Voter fraud case hits too close to home for Georgia election manager

Georgia’s outspoken elections manager has clocked hundreds of hours investigating voter fraud and defending the integrity of the state’s election system. But recently, one case of alleged illegal voting hit a little too close to home for Gabriel Sterling.

Sterling said he received a third-party election flier at his house reminding a voter who lived at the Sandy Spring address to pick up the absentee ballot she requested and to “return it quickly to ensure your vote is counted,” according to a report from Fox 5 Atlanta.

The problem is that the voter, Meron Fissha, moved to Maryland two years ago after selling her home to Sterling.

That did not sit well with Sterling, who marched down to the Fulton County Elections Division to file an election challenge and prevent Fissha from casting an illegal vote.

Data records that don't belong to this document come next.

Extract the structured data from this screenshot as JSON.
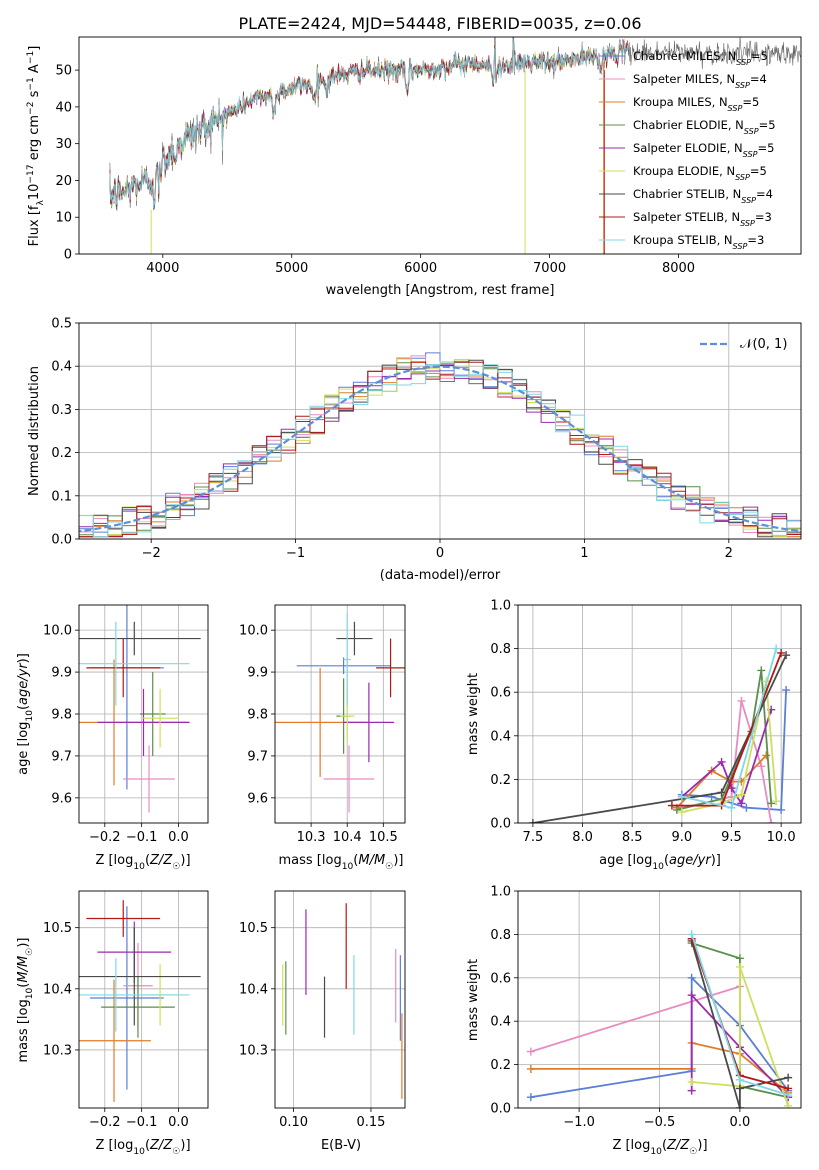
{
  "colors": {
    "Chabrier MILES": "#5b7fd6",
    "Salpeter MILES": "#e88cc0",
    "Kroupa MILES": "#e07b2a",
    "Chabrier ELODIE": "#5a8f4a",
    "Salpeter ELODIE": "#9a2bb0",
    "Kroupa ELODIE": "#cde05a",
    "Chabrier STELIB": "#4a4a4a",
    "Salpeter STELIB": "#b11818",
    "Kroupa STELIB": "#7fd8e6",
    "normal": "#5b8fd9",
    "grid": "#b0b0b0",
    "data": "#666666"
  },
  "chart_data": [
    {
      "id": "spectrum",
      "type": "line",
      "title": "PLATE=2424, MJD=54448, FIBERID=0035, z=0.06",
      "xlabel": "wavelength [Angstrom, rest frame]",
      "ylabel": "Flux [f_λ10^-17 erg cm^-2 s^-1 A^-1]",
      "xlim": [
        3350,
        8950
      ],
      "ylim": [
        0,
        59
      ],
      "xticks": [
        4000,
        5000,
        6000,
        7000,
        8000
      ],
      "yticks": [
        0,
        10,
        20,
        30,
        40,
        50
      ],
      "grid": false,
      "legend": "upper right",
      "continuum": {
        "x": [
          3600,
          3700,
          3800,
          3900,
          4000,
          4100,
          4200,
          4300,
          4400,
          4500,
          4600,
          4700,
          4800,
          4900,
          5000,
          5200,
          5400,
          5600,
          5800,
          6000,
          6200,
          6400,
          6600,
          6800,
          7000,
          7200,
          7400,
          7600
        ],
        "y": [
          16,
          17,
          19,
          20,
          25,
          30,
          32,
          34,
          36,
          38,
          40,
          42,
          43,
          44,
          45,
          47,
          49,
          50,
          50,
          50,
          51,
          52,
          51,
          52,
          52,
          53,
          54,
          55
        ]
      },
      "data_extent": [
        3590,
        8950
      ],
      "model_extent": [
        3590,
        7610
      ],
      "series": [
        {
          "name": "Chabrier MILES",
          "n_ssp": "5"
        },
        {
          "name": "Salpeter MILES",
          "n_ssp": "4"
        },
        {
          "name": "Kroupa MILES",
          "n_ssp": "5"
        },
        {
          "name": "Chabrier ELODIE",
          "n_ssp": "5"
        },
        {
          "name": "Salpeter ELODIE",
          "n_ssp": "5"
        },
        {
          "name": "Kroupa ELODIE",
          "n_ssp": "5"
        },
        {
          "name": "Chabrier STELIB",
          "n_ssp": "4"
        },
        {
          "name": "Salpeter STELIB",
          "n_ssp": "3"
        },
        {
          "name": "Kroupa STELIB",
          "n_ssp": "3"
        }
      ]
    },
    {
      "id": "residuals",
      "type": "step",
      "xlabel": "(data-model)/error",
      "ylabel": "Normed distribution",
      "xlim": [
        -2.5,
        2.5
      ],
      "ylim": [
        0,
        0.5
      ],
      "xticks": [
        -2,
        -1,
        0,
        1,
        2
      ],
      "yticks": [
        0.0,
        0.1,
        0.2,
        0.3,
        0.4,
        0.5
      ],
      "bin_width": 0.1,
      "grid": true,
      "legend": "upper right",
      "legend_label": "𝒩(0, 1)"
    },
    {
      "id": "age_vs_Z",
      "type": "errorbar",
      "xlabel": "Z [log10(Z/Z☉)]",
      "ylabel": "age [log10(age/yr)]",
      "xlim": [
        -0.27,
        0.08
      ],
      "ylim": [
        9.54,
        10.06
      ],
      "xticks": [
        -0.2,
        -0.1,
        0.0
      ],
      "yticks": [
        9.6,
        9.7,
        9.8,
        9.9,
        10.0
      ],
      "points": [
        {
          "series": "Chabrier MILES",
          "x": -0.14,
          "xerr": 0.1,
          "y": 9.91,
          "yerr": 0.29
        },
        {
          "series": "Salpeter MILES",
          "x": -0.08,
          "xerr": 0.07,
          "y": 9.645,
          "yerr": 0.08
        },
        {
          "series": "Kroupa MILES",
          "x": -0.175,
          "xerr": 0.2,
          "y": 9.78,
          "yerr": 0.15
        },
        {
          "series": "Chabrier ELODIE",
          "x": -0.07,
          "xerr": 0.035,
          "y": 9.8,
          "yerr": 0.1
        },
        {
          "series": "Salpeter ELODIE",
          "x": -0.095,
          "xerr": 0.125,
          "y": 9.78,
          "yerr": 0.08
        },
        {
          "series": "Kroupa ELODIE",
          "x": -0.05,
          "xerr": 0.05,
          "y": 9.79,
          "yerr": 0.07
        },
        {
          "series": "Chabrier STELIB",
          "x": -0.12,
          "xerr": 0.18,
          "y": 9.98,
          "yerr": 0.04
        },
        {
          "series": "Salpeter STELIB",
          "x": -0.15,
          "xerr": 0.1,
          "y": 9.91,
          "yerr": 0.07
        },
        {
          "series": "Kroupa STELIB",
          "x": -0.17,
          "xerr": 0.2,
          "y": 9.92,
          "yerr": 0.1
        }
      ]
    },
    {
      "id": "age_vs_mass",
      "type": "errorbar",
      "xlabel": "mass [log10(M/M☉)]",
      "ylabel": "",
      "xlim": [
        10.2,
        10.56
      ],
      "ylim": [
        9.54,
        10.06
      ],
      "xticks": [
        10.3,
        10.4,
        10.5
      ],
      "yticks": [
        9.6,
        9.7,
        9.8,
        9.9,
        10.0
      ],
      "points": [
        {
          "series": "Chabrier MILES",
          "x": 10.39,
          "xerr": 0.13,
          "y": 9.915,
          "yerr": 0.02
        },
        {
          "series": "Salpeter MILES",
          "x": 10.405,
          "xerr": 0.07,
          "y": 9.645,
          "yerr": 0.08
        },
        {
          "series": "Kroupa MILES",
          "x": 10.325,
          "xerr": 0.13,
          "y": 9.78,
          "yerr": 0.13
        },
        {
          "series": "Chabrier ELODIE",
          "x": 10.39,
          "xerr": 0.02,
          "y": 9.795,
          "yerr": 0.09
        },
        {
          "series": "Salpeter ELODIE",
          "x": 10.46,
          "xerr": 0.07,
          "y": 9.78,
          "yerr": 0.095
        },
        {
          "series": "Kroupa ELODIE",
          "x": 10.4,
          "xerr": 0.02,
          "y": 9.795,
          "yerr": 0.06
        },
        {
          "series": "Chabrier STELIB",
          "x": 10.42,
          "xerr": 0.05,
          "y": 9.98,
          "yerr": 0.04
        },
        {
          "series": "Salpeter STELIB",
          "x": 10.52,
          "xerr": 0.04,
          "y": 9.91,
          "yerr": 0.07
        },
        {
          "series": "Kroupa STELIB",
          "x": 10.4,
          "xerr": 0.01,
          "y": 9.93,
          "yerr": 0.11
        }
      ]
    },
    {
      "id": "weight_vs_age",
      "type": "line",
      "xlabel": "age [log10(age/yr)]",
      "ylabel": "mass weight",
      "xlim": [
        7.35,
        10.2
      ],
      "ylim": [
        0,
        1.0
      ],
      "xticks": [
        7.5,
        8.0,
        8.5,
        9.0,
        9.5,
        10.0
      ],
      "yticks": [
        0.0,
        0.2,
        0.4,
        0.6,
        0.8,
        1.0
      ],
      "grid": true,
      "series": [
        {
          "series": "Chabrier MILES",
          "x": [
            9.0,
            9.3,
            9.65,
            10.0,
            10.05
          ],
          "y": [
            0.13,
            0.12,
            0.07,
            0.06,
            0.61
          ]
        },
        {
          "series": "Salpeter MILES",
          "x": [
            9.0,
            9.5,
            9.6,
            9.8,
            9.9
          ],
          "y": [
            0.07,
            0.12,
            0.56,
            0.26,
            0.0
          ]
        },
        {
          "series": "Kroupa MILES",
          "x": [
            8.95,
            9.3,
            9.5,
            9.6,
            9.85
          ],
          "y": [
            0.07,
            0.24,
            0.19,
            0.19,
            0.31
          ]
        },
        {
          "series": "Chabrier ELODIE",
          "x": [
            8.95,
            9.4,
            9.7,
            9.8,
            9.9
          ],
          "y": [
            0.06,
            0.11,
            0.42,
            0.7,
            0.09
          ]
        },
        {
          "series": "Salpeter ELODIE",
          "x": [
            9.0,
            9.4,
            9.5,
            9.6,
            9.9
          ],
          "y": [
            0.12,
            0.28,
            0.16,
            0.09,
            0.52
          ]
        },
        {
          "series": "Kroupa ELODIE",
          "x": [
            9.0,
            9.4,
            9.6,
            9.85,
            9.95
          ],
          "y": [
            0.05,
            0.09,
            0.13,
            0.65,
            0.1
          ]
        },
        {
          "series": "Chabrier STELIB",
          "x": [
            7.5,
            9.4,
            10.05
          ],
          "y": [
            0.0,
            0.14,
            0.77
          ]
        },
        {
          "series": "Salpeter STELIB",
          "x": [
            8.9,
            9.4,
            10.0
          ],
          "y": [
            0.08,
            0.08,
            0.78
          ]
        },
        {
          "series": "Kroupa STELIB",
          "x": [
            9.0,
            9.5,
            9.95
          ],
          "y": [
            0.12,
            0.07,
            0.8
          ]
        }
      ]
    },
    {
      "id": "mass_vs_Z",
      "type": "errorbar",
      "xlabel": "Z [log10(Z/Z☉)]",
      "ylabel": "mass [log10(M/M☉)]",
      "xlim": [
        -0.27,
        0.08
      ],
      "ylim": [
        10.205,
        10.56
      ],
      "xticks": [
        -0.2,
        -0.1,
        0.0
      ],
      "yticks": [
        10.3,
        10.4,
        10.5
      ],
      "points": [
        {
          "series": "Chabrier MILES",
          "x": -0.14,
          "xerr": 0.1,
          "y": 10.385,
          "yerr": 0.15
        },
        {
          "series": "Salpeter MILES",
          "x": -0.11,
          "xerr": 0.04,
          "y": 10.405,
          "yerr": 0.07
        },
        {
          "series": "Kroupa MILES",
          "x": -0.175,
          "xerr": 0.1,
          "y": 10.315,
          "yerr": 0.1
        },
        {
          "series": "Chabrier ELODIE",
          "x": -0.11,
          "xerr": 0.1,
          "y": 10.37,
          "yerr": 0.05
        },
        {
          "series": "Salpeter ELODIE",
          "x": -0.12,
          "xerr": 0.1,
          "y": 10.46,
          "yerr": 0.05
        },
        {
          "series": "Kroupa ELODIE",
          "x": -0.05,
          "xerr": 0.05,
          "y": 10.39,
          "yerr": 0.05
        },
        {
          "series": "Chabrier STELIB",
          "x": -0.12,
          "xerr": 0.18,
          "y": 10.42,
          "yerr": 0.08
        },
        {
          "series": "Salpeter STELIB",
          "x": -0.15,
          "xerr": 0.1,
          "y": 10.515,
          "yerr": 0.03
        },
        {
          "series": "Kroupa STELIB",
          "x": -0.17,
          "xerr": 0.2,
          "y": 10.39,
          "yerr": 0.06
        }
      ]
    },
    {
      "id": "mass_vs_ebv",
      "type": "errorbar",
      "xlabel": "E(B-V)",
      "ylabel": "",
      "xlim": [
        0.088,
        0.172
      ],
      "ylim": [
        10.205,
        10.56
      ],
      "xticks": [
        0.1,
        0.15
      ],
      "yticks": [
        10.3,
        10.4,
        10.5
      ],
      "points": [
        {
          "series": "Chabrier MILES",
          "x": 0.169,
          "xerr": 0,
          "y": 10.385,
          "yerr": 0.07
        },
        {
          "series": "Salpeter MILES",
          "x": 0.166,
          "xerr": 0,
          "y": 10.405,
          "yerr": 0.06
        },
        {
          "series": "Kroupa MILES",
          "x": 0.17,
          "xerr": 0,
          "y": 10.29,
          "yerr": 0.07
        },
        {
          "series": "Chabrier ELODIE",
          "x": 0.095,
          "xerr": 0,
          "y": 10.385,
          "yerr": 0.06
        },
        {
          "series": "Salpeter ELODIE",
          "x": 0.108,
          "xerr": 0,
          "y": 10.46,
          "yerr": 0.07
        },
        {
          "series": "Kroupa ELODIE",
          "x": 0.093,
          "xerr": 0,
          "y": 10.39,
          "yerr": 0.05
        },
        {
          "series": "Chabrier STELIB",
          "x": 0.12,
          "xerr": 0,
          "y": 10.37,
          "yerr": 0.05
        },
        {
          "series": "Salpeter STELIB",
          "x": 0.134,
          "xerr": 0,
          "y": 10.47,
          "yerr": 0.07
        },
        {
          "series": "Kroupa STELIB",
          "x": 0.139,
          "xerr": 0,
          "y": 10.39,
          "yerr": 0.065
        }
      ]
    },
    {
      "id": "weight_vs_Z",
      "type": "line",
      "xlabel": "Z [log10(Z/Z☉)]",
      "ylabel": "mass weight",
      "xlim": [
        -1.38,
        0.38
      ],
      "ylim": [
        0,
        1.0
      ],
      "xticks": [
        -1.0,
        -0.5,
        0.0
      ],
      "yticks": [
        0.0,
        0.2,
        0.4,
        0.6,
        0.8,
        1.0
      ],
      "grid": true,
      "series": [
        {
          "series": "Chabrier MILES",
          "x": [
            -1.3,
            -0.3,
            -0.3,
            0.0,
            0.3
          ],
          "y": [
            0.05,
            0.17,
            0.6,
            0.38,
            0.08
          ]
        },
        {
          "series": "Salpeter MILES",
          "x": [
            -1.3,
            0.0
          ],
          "y": [
            0.26,
            0.56
          ]
        },
        {
          "series": "Kroupa MILES",
          "x": [
            -1.3,
            -0.3,
            -0.3,
            0.0,
            0.3
          ],
          "y": [
            0.18,
            0.18,
            0.3,
            0.25,
            0.07
          ]
        },
        {
          "series": "Chabrier ELODIE",
          "x": [
            -0.3,
            0.0,
            0.0,
            0.3
          ],
          "y": [
            0.76,
            0.69,
            0.1,
            0.05
          ]
        },
        {
          "series": "Salpeter ELODIE",
          "x": [
            -0.3,
            -0.3,
            0.0,
            0.3
          ],
          "y": [
            0.08,
            0.52,
            0.28,
            0.05
          ]
        },
        {
          "series": "Kroupa ELODIE",
          "x": [
            -0.3,
            0.0,
            0.0,
            0.3
          ],
          "y": [
            0.12,
            0.1,
            0.65,
            0.01
          ]
        },
        {
          "series": "Chabrier STELIB",
          "x": [
            -0.3,
            0.0,
            0.0,
            0.3
          ],
          "y": [
            0.77,
            0.0,
            0.09,
            0.14
          ]
        },
        {
          "series": "Salpeter STELIB",
          "x": [
            -0.3,
            0.0,
            0.3
          ],
          "y": [
            0.78,
            0.15,
            0.09
          ]
        },
        {
          "series": "Kroupa STELIB",
          "x": [
            -0.3,
            0.0,
            0.3
          ],
          "y": [
            0.8,
            0.13,
            0.06
          ]
        }
      ]
    }
  ]
}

“Not a glitch, she signed an oath stating she lives here to vote,” Sterling said on social media. “That’s a false swearing.”

Sterling also said he would classify the incident as “illegal voting” and not fraud because “fraud implies a greater conspiracy.”

The other irony is that the group Fair Fight sent Fissha the reminder to vote.

“The Fulton Elections Board has acted and stated that my challenge to the qualifications of the woman attempting to vote from the house I purchased from her 2 years ago meets probable cause,” Sterling said.

Georgia has been in the national spotlight since the Nov. 3 general election. President Trump has claimed that he would have won the battleground state had there not been widespread incidents of election and voter fraud.

Sterling, a conservative, is one of three people in the secretary of state’s office who has borne the brunt of criticism by Trump and members of his own party for the way the presidential election played out in Georgia.

He has fiercely defended the state’s multimillion-dollar new voting system and has said there is no evidence of widespread voter fraud in Georgia.